Common Reasons Why People Don’t Accept

The abstract dimensions of reasons why people accept are:

  • Success / Growth potential
  • Safety
  • Prestige / Ego / Status
  • Rational
  • Purpose driven

The reasons I’ve seen why people don’t accept:

  • Too many senior people (safety)
  • Pitch on role describes too much responsibility (fear of failure, impostor syndrome)
  • Can’t learn/grow, can’t get promoted fast enough
  • Local manager vs. remote (safety)
  • Team vibe (prestige, safety)
  • Team social capital (prestige)
  • Don’t know how to contribute (success, safety)
  • Lack of interest/passion for the problem/space
  • Uncertainty

Hand Holding After Offer Accept

Do the following after offer acceptance:

  • Have everyone on the interview loop send a small note saying thanks for interviewing, really happy that you’re joining etc.
  • Have your own manager reach out, congratulate, and offer to have a conversation anytime they like between now and when they start.
  • Send your own e-mail congratulating them, and offering to check-in/stay in touch as much as they prefer.

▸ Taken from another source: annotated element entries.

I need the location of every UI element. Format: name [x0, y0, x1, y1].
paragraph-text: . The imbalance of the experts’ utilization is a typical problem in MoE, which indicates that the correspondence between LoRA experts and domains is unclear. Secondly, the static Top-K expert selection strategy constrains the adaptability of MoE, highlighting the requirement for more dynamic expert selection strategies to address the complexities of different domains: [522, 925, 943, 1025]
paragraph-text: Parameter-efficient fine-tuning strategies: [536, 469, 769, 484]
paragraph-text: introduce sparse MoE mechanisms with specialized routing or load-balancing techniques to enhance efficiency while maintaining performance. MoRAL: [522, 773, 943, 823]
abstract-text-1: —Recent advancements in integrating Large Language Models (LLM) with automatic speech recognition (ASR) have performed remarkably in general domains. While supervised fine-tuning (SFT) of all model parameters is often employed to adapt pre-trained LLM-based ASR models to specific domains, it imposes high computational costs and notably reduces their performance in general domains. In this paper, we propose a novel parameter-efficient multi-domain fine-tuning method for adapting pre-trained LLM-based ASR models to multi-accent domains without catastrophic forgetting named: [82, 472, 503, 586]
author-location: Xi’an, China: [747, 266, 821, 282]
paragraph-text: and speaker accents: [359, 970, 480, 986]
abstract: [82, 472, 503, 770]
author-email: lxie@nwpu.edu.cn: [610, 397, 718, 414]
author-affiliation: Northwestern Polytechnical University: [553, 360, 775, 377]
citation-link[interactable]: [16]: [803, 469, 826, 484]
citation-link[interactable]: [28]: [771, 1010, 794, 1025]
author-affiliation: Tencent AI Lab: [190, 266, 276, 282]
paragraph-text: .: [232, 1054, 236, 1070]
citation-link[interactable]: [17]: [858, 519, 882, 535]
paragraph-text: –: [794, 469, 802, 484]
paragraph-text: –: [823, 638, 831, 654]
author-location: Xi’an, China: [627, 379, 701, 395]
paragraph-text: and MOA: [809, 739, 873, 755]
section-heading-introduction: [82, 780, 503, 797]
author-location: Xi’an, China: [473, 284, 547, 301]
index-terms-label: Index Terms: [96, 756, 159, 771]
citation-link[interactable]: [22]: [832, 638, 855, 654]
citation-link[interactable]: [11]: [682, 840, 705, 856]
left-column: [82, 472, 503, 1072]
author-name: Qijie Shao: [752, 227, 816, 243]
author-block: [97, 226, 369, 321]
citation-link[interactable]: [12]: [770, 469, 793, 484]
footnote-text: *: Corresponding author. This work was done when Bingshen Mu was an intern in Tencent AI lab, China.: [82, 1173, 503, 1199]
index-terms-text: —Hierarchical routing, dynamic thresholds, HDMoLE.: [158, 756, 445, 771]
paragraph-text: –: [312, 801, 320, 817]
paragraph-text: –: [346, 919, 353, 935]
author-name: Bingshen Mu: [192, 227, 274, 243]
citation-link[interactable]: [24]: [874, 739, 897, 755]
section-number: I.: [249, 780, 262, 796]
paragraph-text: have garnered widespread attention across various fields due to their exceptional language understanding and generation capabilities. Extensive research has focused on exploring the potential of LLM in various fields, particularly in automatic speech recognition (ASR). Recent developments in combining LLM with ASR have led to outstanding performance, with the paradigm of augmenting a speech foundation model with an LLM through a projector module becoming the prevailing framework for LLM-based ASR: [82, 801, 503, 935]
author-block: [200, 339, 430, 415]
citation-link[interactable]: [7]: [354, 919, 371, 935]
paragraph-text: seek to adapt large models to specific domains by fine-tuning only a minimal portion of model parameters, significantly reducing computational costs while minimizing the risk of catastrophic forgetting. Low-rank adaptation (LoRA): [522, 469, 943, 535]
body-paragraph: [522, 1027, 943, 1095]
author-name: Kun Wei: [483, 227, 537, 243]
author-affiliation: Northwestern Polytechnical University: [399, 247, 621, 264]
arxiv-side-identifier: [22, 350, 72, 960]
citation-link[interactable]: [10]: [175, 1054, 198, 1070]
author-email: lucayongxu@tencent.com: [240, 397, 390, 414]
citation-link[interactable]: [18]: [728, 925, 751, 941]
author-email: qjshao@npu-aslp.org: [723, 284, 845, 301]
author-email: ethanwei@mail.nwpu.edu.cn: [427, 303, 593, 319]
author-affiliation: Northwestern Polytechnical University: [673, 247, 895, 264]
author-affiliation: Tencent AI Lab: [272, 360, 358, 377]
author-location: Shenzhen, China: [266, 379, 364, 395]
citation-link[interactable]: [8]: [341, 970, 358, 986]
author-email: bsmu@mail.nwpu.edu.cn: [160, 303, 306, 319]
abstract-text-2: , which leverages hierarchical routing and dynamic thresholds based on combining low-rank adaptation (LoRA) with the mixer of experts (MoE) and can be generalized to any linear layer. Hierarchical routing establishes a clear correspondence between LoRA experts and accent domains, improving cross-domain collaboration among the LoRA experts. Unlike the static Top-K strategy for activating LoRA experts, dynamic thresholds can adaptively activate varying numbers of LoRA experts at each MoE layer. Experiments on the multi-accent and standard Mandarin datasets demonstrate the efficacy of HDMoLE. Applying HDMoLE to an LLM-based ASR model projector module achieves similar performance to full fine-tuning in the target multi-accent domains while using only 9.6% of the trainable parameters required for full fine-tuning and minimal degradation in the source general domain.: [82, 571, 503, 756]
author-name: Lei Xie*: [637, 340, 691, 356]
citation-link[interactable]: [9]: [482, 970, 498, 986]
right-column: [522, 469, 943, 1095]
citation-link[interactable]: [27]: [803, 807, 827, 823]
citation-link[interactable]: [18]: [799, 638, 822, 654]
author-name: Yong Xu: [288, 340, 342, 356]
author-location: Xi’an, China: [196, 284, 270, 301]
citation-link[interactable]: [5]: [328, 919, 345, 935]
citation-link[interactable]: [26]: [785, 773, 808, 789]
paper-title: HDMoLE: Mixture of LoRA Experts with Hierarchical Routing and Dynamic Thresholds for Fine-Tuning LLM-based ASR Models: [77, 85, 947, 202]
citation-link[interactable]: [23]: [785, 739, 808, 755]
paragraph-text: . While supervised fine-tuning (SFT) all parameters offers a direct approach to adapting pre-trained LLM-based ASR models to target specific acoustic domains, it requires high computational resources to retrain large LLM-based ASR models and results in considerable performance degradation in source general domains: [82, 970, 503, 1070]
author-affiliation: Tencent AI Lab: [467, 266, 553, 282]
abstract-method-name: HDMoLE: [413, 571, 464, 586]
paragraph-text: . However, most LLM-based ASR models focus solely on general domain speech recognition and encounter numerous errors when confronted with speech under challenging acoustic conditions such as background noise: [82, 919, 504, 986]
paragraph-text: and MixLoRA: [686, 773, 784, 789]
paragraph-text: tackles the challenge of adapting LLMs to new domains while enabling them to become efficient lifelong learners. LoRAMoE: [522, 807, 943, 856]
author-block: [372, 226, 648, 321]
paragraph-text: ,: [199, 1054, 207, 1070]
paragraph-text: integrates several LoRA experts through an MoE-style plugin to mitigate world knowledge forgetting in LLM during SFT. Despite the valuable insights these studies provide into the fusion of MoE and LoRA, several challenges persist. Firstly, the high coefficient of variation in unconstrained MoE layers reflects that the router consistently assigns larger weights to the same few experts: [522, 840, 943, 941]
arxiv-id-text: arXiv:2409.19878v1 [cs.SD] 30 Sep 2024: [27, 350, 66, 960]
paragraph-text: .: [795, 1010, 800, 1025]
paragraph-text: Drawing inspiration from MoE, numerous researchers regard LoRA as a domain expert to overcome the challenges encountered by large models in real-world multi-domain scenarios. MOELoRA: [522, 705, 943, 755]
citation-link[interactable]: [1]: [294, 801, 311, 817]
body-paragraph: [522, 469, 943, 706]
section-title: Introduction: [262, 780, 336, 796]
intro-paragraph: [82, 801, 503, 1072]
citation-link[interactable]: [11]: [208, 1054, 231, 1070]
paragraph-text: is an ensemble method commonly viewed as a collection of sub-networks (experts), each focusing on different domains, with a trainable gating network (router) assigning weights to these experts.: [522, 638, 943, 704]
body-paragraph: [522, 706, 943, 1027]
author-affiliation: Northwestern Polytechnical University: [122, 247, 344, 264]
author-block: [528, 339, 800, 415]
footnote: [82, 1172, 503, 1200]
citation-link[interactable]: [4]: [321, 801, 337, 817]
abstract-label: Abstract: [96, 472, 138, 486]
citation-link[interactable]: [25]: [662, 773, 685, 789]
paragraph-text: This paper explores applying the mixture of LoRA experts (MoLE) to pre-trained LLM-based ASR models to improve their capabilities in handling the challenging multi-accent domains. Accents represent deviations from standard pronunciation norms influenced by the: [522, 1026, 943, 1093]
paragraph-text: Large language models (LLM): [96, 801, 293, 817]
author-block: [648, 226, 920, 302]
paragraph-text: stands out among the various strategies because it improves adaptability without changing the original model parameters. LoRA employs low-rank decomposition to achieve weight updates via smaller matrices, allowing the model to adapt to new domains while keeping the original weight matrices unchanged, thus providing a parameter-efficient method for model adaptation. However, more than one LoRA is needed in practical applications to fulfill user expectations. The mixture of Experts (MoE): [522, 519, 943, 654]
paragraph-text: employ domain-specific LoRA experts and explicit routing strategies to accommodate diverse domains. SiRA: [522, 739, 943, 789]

The job is not done until they pick up their badge. Do not underestimate the power of others to influence and reverse the candidates decision. The biggest anti-pattern I’ve seen is that we go “radio silent” on the candidate after the signature is sealed. This gives confusing and conflicting signal to the candidate, making them more open to decision change.

Landing and Integration into the Team

Remember, this is a multivariate optimization: the company, the candidate, the team. Your job now is to smooth the way for social integration of the individual with the team. Focus on the following:

  • Communication with the team members. Early and often. When the candidate accepts, send a note to all team members describing who the person is, where they’ll fit in, what you think they may work on. You’re giving a general and flexible simulation of the teams future with this individual in it.
  • Signal your excitement.
  • Write down a list of potential team members that might consider this disruptive to their own goals/career agenda. For-each of these people:
  • Have a 1:1 with them, listen and understand their thoughts and feelings about this new person joining.
  • Ensure they have a correct simulation, and help them feel settled about the decision.
  • Identify any emotional reactions you might not be seeing. Address them.
  • Do the above often, the more regular the reinforcement, the easier the transition will be when the candidate arrives.
  • Find an IC to be responsible for landing/ramp up within the local team. They should be responsible for measuring the social integration of the individual also.

Landing and Integration into the Company

Your job is to build a plan to have the candidate get gradual and learned exposure to the company culture, it’s rules, it’s principles etc. You are responsible for the adjustment of the individuals behaviors to better ‘fit’ with the company at large.

You’re also responsible for helping the candidate build their own social capital. For this, you’ll need to spend some of your own. When the candidate lands:

  • Send a list of ‘people you should meet with’ for general social introductions. These are usually outside their direct team.
  • Send each of those people a personal e-mail asking them to spend time with them, and what to focus on.
  • Follow up with these people to see if there are any red-flags.

Build a timeline view for the candidate on what you expect and when. Make this super clear.

Meet regularly. Check in regularly. Ensure social capital is being built, and team integration is going well. Adjust if not.

Retrospective

Once the candidate has landed and has integrated. Have a conversation about how the hiring went from their perspective. Your goal is simple: validate the assumptions you had, the hidden variables you predicted, and the optimizations you believed the candidate was making at the time.

This will help you improve your predictive power for next time.

Hiring is done at this point. Manage them well.